Perry worked as Lord Kelvin's assistant at the University of Glasgow, and later became professor of mechanical engineering at Finsbury Technical College. He was a colleague of William Edward Ayrton and John Milne at the Imperial College of Engineering in Tokyo, 1875–79, and was also a Fellow of the Royal Society. He was professor of mathematics at Imperial College in London from 1896 to 1913. In 1900 he was elected president of the Institution of Electrical Engineers, and from 1906 to 1908 served as president of the Physical Society of London.

Perry was a great admirer of his employer, Lord Kelvin. In the printing of his 1890 lecture on spinning tops, Perry inscribed the following acknowledgement: "This report of an experimental lecture is inscribed to William Thomson, by his affectionate pupil, the lecturer, who hereby takes a convenient method of acknowledging the real author of whatever is worth publication in the following pages." The book was later reprinted by Dover Publications in 1957 as Spinning Tops and Gyroscopic Motions. Although others (Max Schuler in Germany, Sperry in the USA) had been working on developing practical gyrocompasses, Perry collaborated with Sidney Brown to further develop these and they were awarded : "Gyro-compass" by John Perry, Sidney George Brown, filed August 1917; granted 1919.

Perry received an honorary doctorate (LL.D) from the University of Glasgow in June 1901.
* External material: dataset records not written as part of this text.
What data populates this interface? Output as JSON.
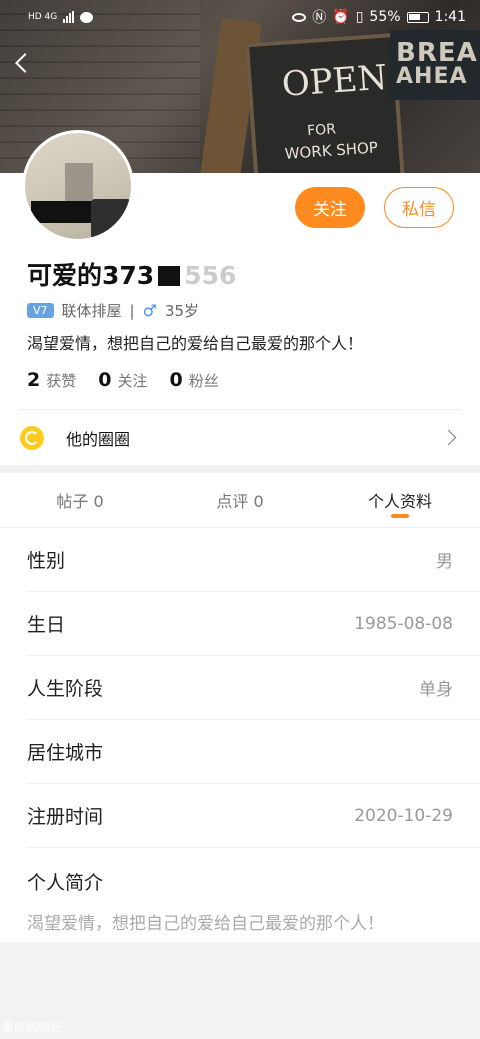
{
  "status_bar": {
    "left_label": "HD 4G",
    "battery_percent": "55%",
    "time": "1:41"
  },
  "cover": {
    "board_line1": "OPEN",
    "board_line2": "FOR",
    "board_line3": "WORK SHOP",
    "sign_line1": "BREA",
    "sign_line2": "AHEA"
  },
  "profile": {
    "follow_label": "关注",
    "message_label": "私信",
    "username_prefix": "可爱的373",
    "username_suffix": "556",
    "level_badge": "V7",
    "community": "联体排屋",
    "gender_symbol": "♂",
    "age": "35岁",
    "bio": "渴望爱情，想把自己的爱给自己最爱的那个人！",
    "stats": [
      {
        "value": "2",
        "label": "获赞"
      },
      {
        "value": "0",
        "label": "关注"
      },
      {
        "value": "0",
        "label": "粉丝"
      }
    ],
    "circle_label": "他的圈圈"
  },
  "tabs": [
    {
      "label": "帖子 0"
    },
    {
      "label": "点评 0"
    },
    {
      "label": "个人资料"
    }
  ],
  "active_tab": 2,
  "info": {
    "rows": [
      {
        "label": "性别",
        "value": "男"
      },
      {
        "label": "生日",
        "value": "1985-08-08"
      },
      {
        "label": "人生阶段",
        "value": "单身"
      },
      {
        "label": "居住城市",
        "value": ""
      },
      {
        "label": "注册时间",
        "value": "2020-10-29"
      }
    ],
    "intro_label": "个人简介",
    "intro_text": "渴望爱情，想把自己的爱给自己最爱的那个人！"
  },
  "watermark": "重庆购物狂",
  "colors": {
    "accent": "#ff8a1f",
    "badge_blue": "#6aa2e0",
    "circle_icon": "#ffcb1f"
  }
}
== Challenging Lord Kelvin ==
In 1895, Perry published a paper challenging Kelvin's assumption of low thermal conductivity inside the Earth, and thus disputing Kelvin's estimate that the Earth was only 20–400 million years old, but this had little impact. It was not until the discovery in 1903 that radioactive decay releases heat and the development a few years later of radiometric dating of rocks that it was accepted that the age of Earth was many times greater, as Perry had argued. Perry's reasoning held that if the interior of the Earth was fluid, or partly fluid, it would transfer heat much more effectively than the conductivity which Kelvin assumed, and he stated that "much internal fluidity would practically mean infinite conductivity for our purpose."
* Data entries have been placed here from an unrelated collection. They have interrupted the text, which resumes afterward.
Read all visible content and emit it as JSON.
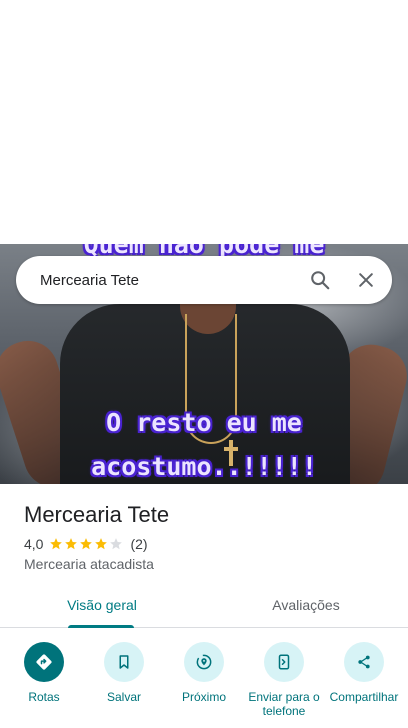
{
  "search": {
    "query": "Mercearia Tete"
  },
  "hero": {
    "overlay_top": "Quem não pode me",
    "overlay_mid": "O resto eu me",
    "overlay_bottom": "acostumo..!!!!!"
  },
  "place": {
    "name": "Mercearia Tete",
    "rating": "4,0",
    "stars": 4,
    "reviews_count": "(2)",
    "category": "Mercearia atacadista"
  },
  "tabs": [
    {
      "label": "Visão geral",
      "active": true
    },
    {
      "label": "Avaliações",
      "active": false
    }
  ],
  "actions": [
    {
      "label": "Rotas",
      "icon": "directions-icon"
    },
    {
      "label": "Salvar",
      "icon": "bookmark-icon"
    },
    {
      "label": "Próximo",
      "icon": "nearby-icon"
    },
    {
      "label": "Enviar para o telefone",
      "icon": "send-to-phone-icon"
    },
    {
      "label": "Compartilhar",
      "icon": "share-icon"
    }
  ],
  "colors": {
    "accent": "#007b83",
    "action_bg": "#d7f3f6",
    "star": "#fbbc04",
    "star_empty": "#dadce0"
  }
}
Kelvin rejected this idea as there was no evidence of tidal deformation of the Earth's crust, and in response Perry made a reference to Kelvin's favourite demonstration of the slow deformation of shoemaker's wax to illustrate the supposed qualities of the presumed luminiferous aether thought then to be necessary to transmit light through space. Perry wrote that "the real basis of your calculation is your assumption that the solid earth cannot alter its shape ... even in 1000 million years, under the action of forces constantly tending to alter its shape, and yet we see the gradual closing up of passages in a mine, and we know that wrinkling and faults and other changes of shape are always going on in the earth under the action of long-continued forces. I know that solid rock is not like cobbler's wax, but 10^{9} years is a long time, and the forces are great."

The failure of the scientific community to accept a fluid interior to the Earth held back ideas in geology until the concept was revived by proponents of continental drift, and even in the 1960s geophysical models were still being constructed on the basis that the Earth was solid.
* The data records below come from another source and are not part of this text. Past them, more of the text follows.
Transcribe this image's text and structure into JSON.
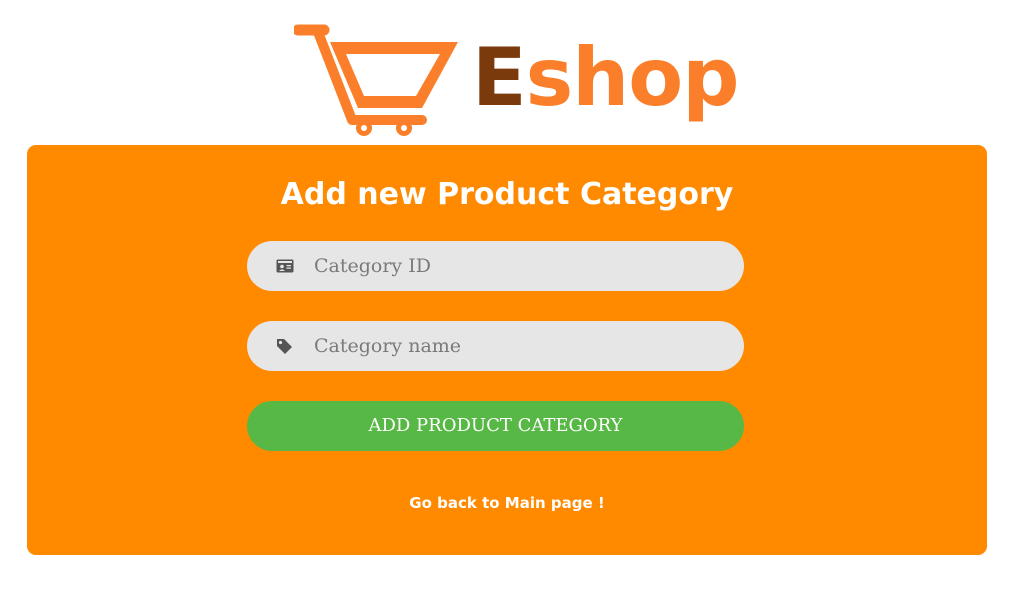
{
  "logo": {
    "icon": "shopping-cart-icon",
    "word_first": "E",
    "word_rest": "shop",
    "colors": {
      "cart": "#fb7f2a",
      "first_letter": "#7b3a0c",
      "rest": "#fb7f2a"
    }
  },
  "card": {
    "title": "Add new Product Category",
    "background": "#ff8a00",
    "fields": {
      "category_id": {
        "icon": "id-card-icon",
        "placeholder": "Category ID",
        "value": ""
      },
      "category_name": {
        "icon": "tag-icon",
        "placeholder": "Category name",
        "value": ""
      }
    },
    "submit_label": "ADD PRODUCT CATEGORY",
    "submit_color": "#57b846",
    "back_link": "Go back to Main page !"
  }
}
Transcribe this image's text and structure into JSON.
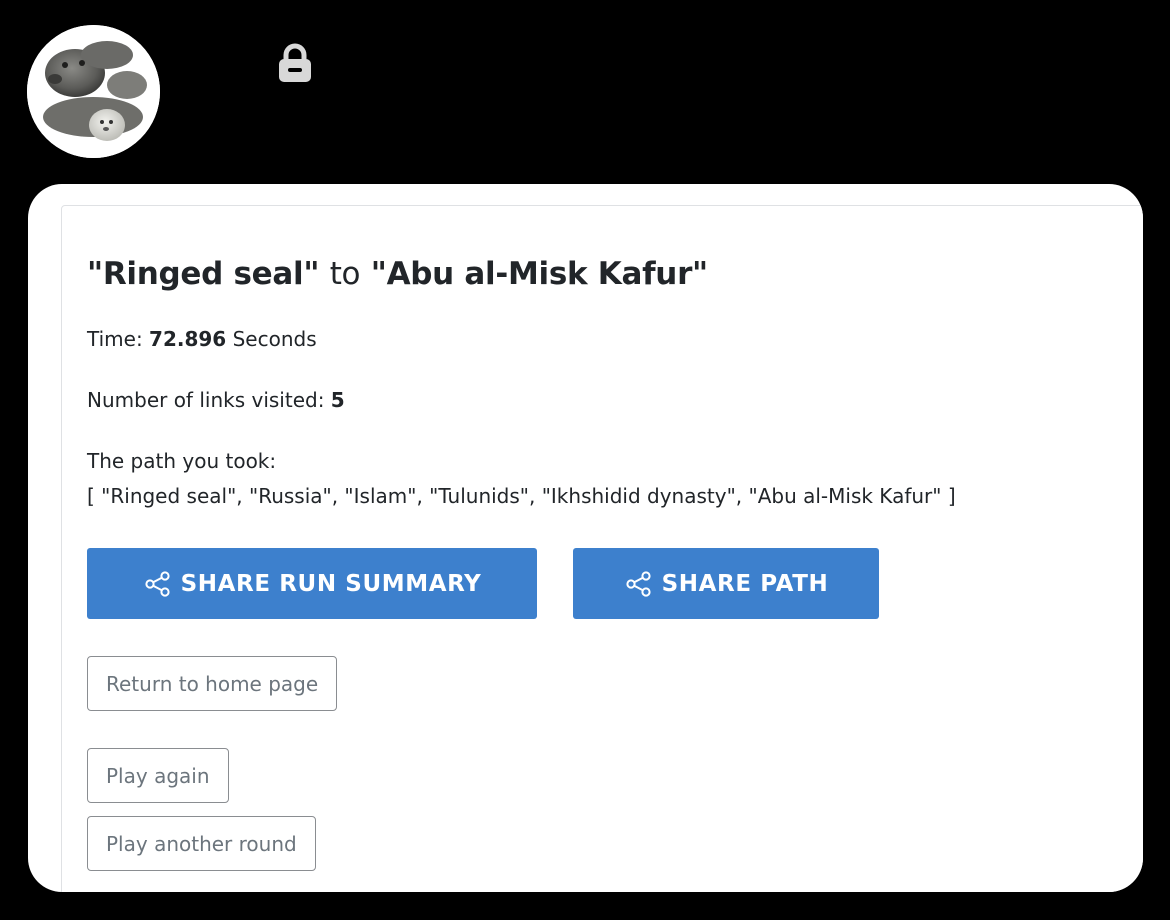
{
  "header": {
    "avatar_icon": "ringed-seal-photo",
    "lock_icon": "lock-icon"
  },
  "summary": {
    "title_from": "\"Ringed seal\"",
    "title_to_word": "to",
    "title_target": "\"Abu al-Misk Kafur\"",
    "time_label": "Time: ",
    "time_value": "72.896",
    "time_unit": " Seconds",
    "links_label": "Number of links visited: ",
    "links_value": "5",
    "path_label": "The path you took:",
    "path_value": "[ \"Ringed seal\", \"Russia\", \"Islam\", \"Tulunids\", \"Ikhshidid dynasty\", \"Abu al-Misk Kafur\" ]"
  },
  "actions": {
    "share_run_summary": "SHARE RUN SUMMARY",
    "share_path": "SHARE PATH",
    "share_icon": "share-icon",
    "return_home": "Return to home page",
    "play_again": "Play again",
    "play_another_round": "Play another round"
  },
  "colors": {
    "page_background": "#000000",
    "primary_button": "#3d80cd",
    "outline_text": "#6c757d",
    "body_text": "#212529"
  }
}
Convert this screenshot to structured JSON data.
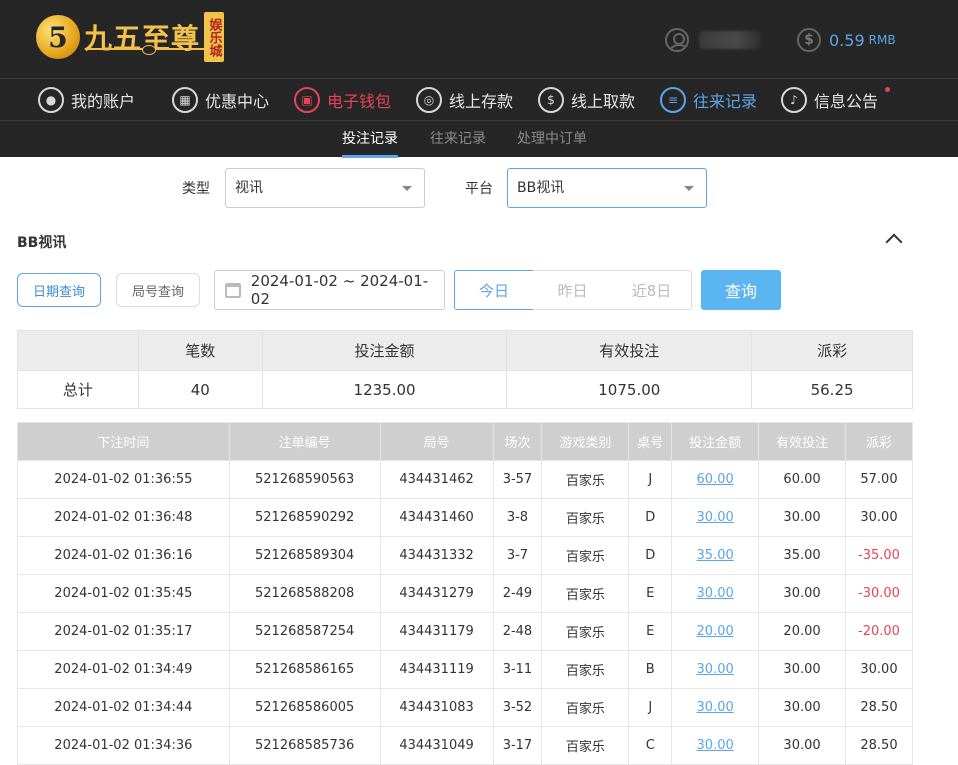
{
  "header": {
    "logo_mark": "5",
    "logo_text": "九五至尊",
    "logo_badge": "娱乐城",
    "balance_value": "0.59",
    "balance_unit": "RMB"
  },
  "nav": {
    "items": [
      {
        "label": "我的账户"
      },
      {
        "label": "优惠中心"
      },
      {
        "label": "电子钱包"
      },
      {
        "label": "线上存款"
      },
      {
        "label": "线上取款"
      },
      {
        "label": "往来记录"
      },
      {
        "label": "信息公告"
      }
    ]
  },
  "subtabs": [
    {
      "label": "投注记录"
    },
    {
      "label": "往来记录"
    },
    {
      "label": "处理中订单"
    }
  ],
  "filters": {
    "type_label": "类型",
    "type_value": "视讯",
    "platform_label": "平台",
    "platform_value": "BB视讯"
  },
  "section_title": "BB视讯",
  "query": {
    "date_mode": "日期查询",
    "round_mode": "局号查询",
    "date_range": "2024-01-02 ~ 2024-01-02",
    "today": "今日",
    "yesterday": "昨日",
    "last8": "近8日",
    "submit": "查询"
  },
  "summary": {
    "headers": [
      "",
      "笔数",
      "投注金额",
      "有效投注",
      "派彩"
    ],
    "row": [
      "总计",
      "40",
      "1235.00",
      "1075.00",
      "56.25"
    ]
  },
  "table": {
    "headers": [
      "下注时间",
      "注单编号",
      "局号",
      "场次",
      "游戏类别",
      "桌号",
      "投注金额",
      "有效投注",
      "派彩"
    ],
    "rows": [
      [
        "2024-01-02 01:36:55",
        "521268590563",
        "434431462",
        "3-57",
        "百家乐",
        "J",
        "60.00",
        "60.00",
        "57.00"
      ],
      [
        "2024-01-02 01:36:48",
        "521268590292",
        "434431460",
        "3-8",
        "百家乐",
        "D",
        "30.00",
        "30.00",
        "30.00"
      ],
      [
        "2024-01-02 01:36:16",
        "521268589304",
        "434431332",
        "3-7",
        "百家乐",
        "D",
        "35.00",
        "35.00",
        "-35.00"
      ],
      [
        "2024-01-02 01:35:45",
        "521268588208",
        "434431279",
        "2-49",
        "百家乐",
        "E",
        "30.00",
        "30.00",
        "-30.00"
      ],
      [
        "2024-01-02 01:35:17",
        "521268587254",
        "434431179",
        "2-48",
        "百家乐",
        "E",
        "20.00",
        "20.00",
        "-20.00"
      ],
      [
        "2024-01-02 01:34:49",
        "521268586165",
        "434431119",
        "3-11",
        "百家乐",
        "B",
        "30.00",
        "30.00",
        "30.00"
      ],
      [
        "2024-01-02 01:34:44",
        "521268586005",
        "434431083",
        "3-52",
        "百家乐",
        "J",
        "30.00",
        "30.00",
        "28.50"
      ],
      [
        "2024-01-02 01:34:36",
        "521268585736",
        "434431049",
        "3-17",
        "百家乐",
        "C",
        "30.00",
        "30.00",
        "28.50"
      ]
    ]
  },
  "colors": {
    "accent_blue": "#5aa6e8",
    "accent_red": "#e8435a",
    "gold": "#f2c24a",
    "header_bg": "#262626"
  }
}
== Theory of buckling in imperfect struts ==
Perry made significant contributions to structural mechanics, particularly to the theory of column buckling. Ayrton and Perry published On Struts (1886), in which they examined the stability of compression members with initial geometric imperfections. This work improved on the prevailing Euler buckling theory, which assumes perfectly straight columns, by showing that even small initial crookedness can substantially reduce the critical load of a strut.

Perry's theoretical work was later complemented by extensive experimental investigations by Andrew Robertson, who in 1925 tested large numbers of hot-rolled steel sections to quantify the influence of imperfections on buckling strength. Robertson derived empirical relationships linking Perry's imperfection factor to the slenderness ratio of columns. The combined theoretical and experimental results became known as the Perry–Robertson formula, which has since been incorporated into British Standards BS 449 and BS 153, as well as in the European structural codes (Eurocode), as a reliable and practical method for predicting column buckling limits.